オランダミミナグサ ナデシコ科 ミミナグサ属(オランダミミナグサ【植物図鑑・撮れたてドットコム】ミミナグサの仲間(【植物図鑑・撮れたてドットコム】))
畔道に咲くいろんな花が目を惹くようになってきた。普段は気にも止めず踏み潰して通り過ぎていくコトが多いのだが、カメラを向けファインダーを透して見れば可愛い花が多い。小さい花は手動のマクロレンズを手持ちでピントを合わせるのに苦労する。このオランダミミナグサは在来のミミナグサなのかどうか同定に困っていたけれど転載させて貰った野の花散歩の記事には、現在は帰化種に圧倒され本来のミミナグサは探すのに苦労する・・・とあり、撮ってきたモノもオランダミミナグサの可能性が大である。
「枕草子」 の中の若菜摘みの話にミミナグサが登場する。 正月七日の若菜の準備に、六日から一騒ぎしていると、見も知らぬ草を子供が取ってきたので、清少納言が 「何と言う草か」 と尋ねると すぐには答えられなかったが、誰かが 「耳無草(みみなぐさ)と言います」 と言ったので、道理で話が聞こえないような顔をしていること、と大笑いになった。
実際にはミミナグサは耳無草ではなく、耳菜草と書き、短い毛の生えた柔らかそうな葉の形をネズミの耳にたとえ、食べられる菜と言う事でその名があるが、清少納言が面白おかしく書いたものであろう。

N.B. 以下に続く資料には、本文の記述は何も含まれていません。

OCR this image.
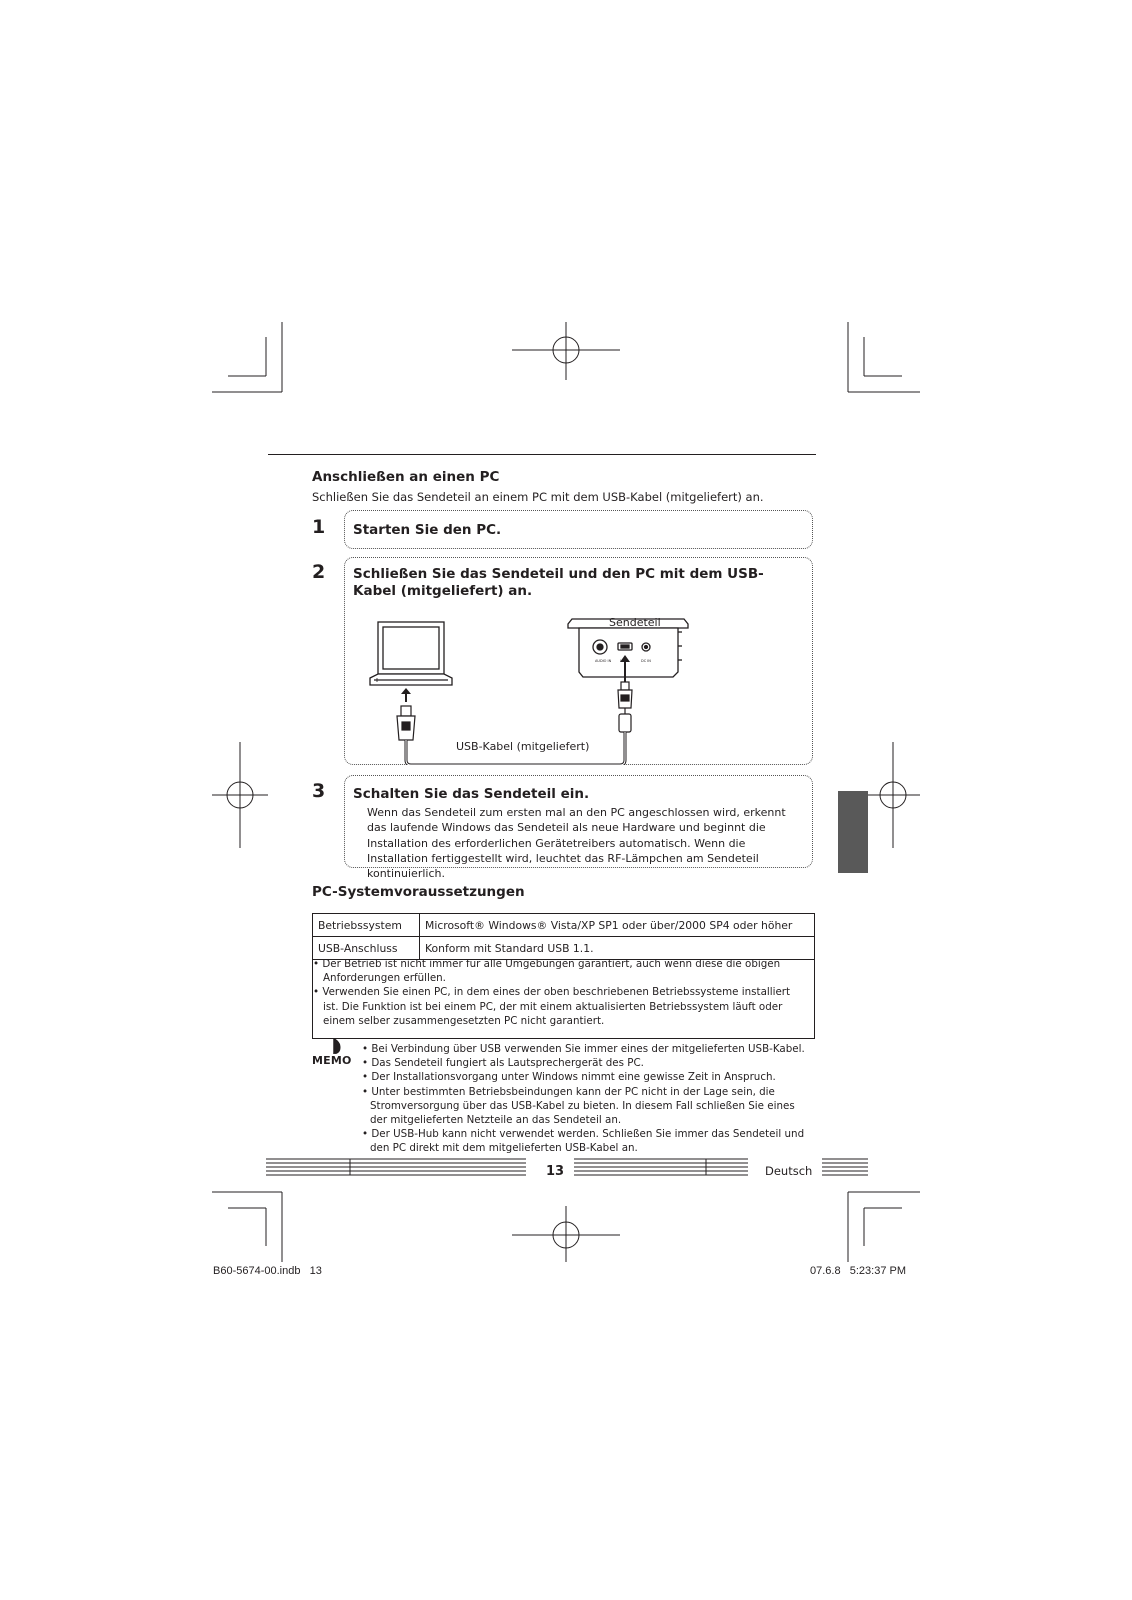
Anschließen an einen PC
Schließen Sie das Sendeteil an einem PC mit dem USB-Kabel (mitgeliefert) an.
1 Starten Sie den PC.
2 Schließen Sie das Sendeteil und den PC mit dem USB-Kabel (mitgeliefert) an.
AUDIO IN	DC IN
Sendeteil
USB-Kabel (mitgeliefert)
3 Schalten Sie das Sendeteil ein.
Wenn das Sendeteil zum ersten mal an den PC angeschlossen wird, erkennt das laufende Windows das Sendeteil als neue Hardware und beginnt die Installation des erforderlichen Gerätetreibers automatisch. Wenn die Installation fertiggestellt wird, leuchtet das RF-Lämpchen am Sendeteil kontinuierlich.
PC-Systemvoraussetzungen
Betriebssystem	Microsoft® Windows® Vista/XP SP1 oder über/2000 SP4 oder höher
USB-Anschluss	Konform mit Standard USB 1.1.

• Der Betrieb ist nicht immer für alle Umgebungen garantiert, auch wenn diese die obigen Anforderungen erfüllen.
• Verwenden Sie einen PC, in dem eines der oben beschriebenen Betriebssysteme installiert ist. Die Funktion ist bei einem PC, der mit einem aktualisierten Betriebssystem läuft oder einem selber zusammengesetzten PC nicht garantiert.
MEMO
• Bei Verbindung über USB verwenden Sie immer eines der mitgelieferten USB-Kabel.
• Das Sendeteil fungiert als Lautsprechergerät des PC.
• Der Installationsvorgang unter Windows nimmt eine gewisse Zeit in Anspruch.
• Unter bestimmten Betriebsbeindungen kann der PC nicht in der Lage sein, die Stromversorgung über das USB-Kabel zu bieten. In diesem Fall schließen Sie eines der mitgelieferten Netzteile an das Sendeteil an.
• Der USB-Hub kann nicht verwendet werden. Schließen Sie immer das Sendeteil und den PC direkt mit dem mitgelieferten USB-Kabel an.
13	Deutsch
B60-5674-00.indb   13	07.6.8   5:23:37 PM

この話には落ちがあって、暫くして別の子供が可愛らしい菊を持ってきたので清少納言が 「摘めどなほ 耳無草こそ つれなけれ あまたしあれば 菊(聞く)も混じれリ」 と一句詠んで披露しようとしたが相手が子供なので聞く耳は持つまいと止(や)めたとある。
古くから食べられていた植物であるが、現代では在来種のミミナグサは探すにも難しい状況にあり、代わりに、明治時代にヨーロッパから入ってきたオランダミミナグサがいたるところに繁茂している。
写真のミミナグサもやっと見つけたものであり、花はほとんど同じであるが、オランダミミナグサに対し花柄が長い事、茎やガクの部分が暗紫色である事等で区別がつく。又、伊吹山固有種で、葉が小さく花の大きいコバノミミナグサもあるが、いずれにしても日本古来からあるミミナグサはかぎられた範囲にのみ存在し、日本中何処にでも見られるのがオランダミミナグサである。
オランダミミナグサは田の畦、道端、空き地等、どこにでも生え、早春から同じナデシコ科のハコベ共々その存在感を示す。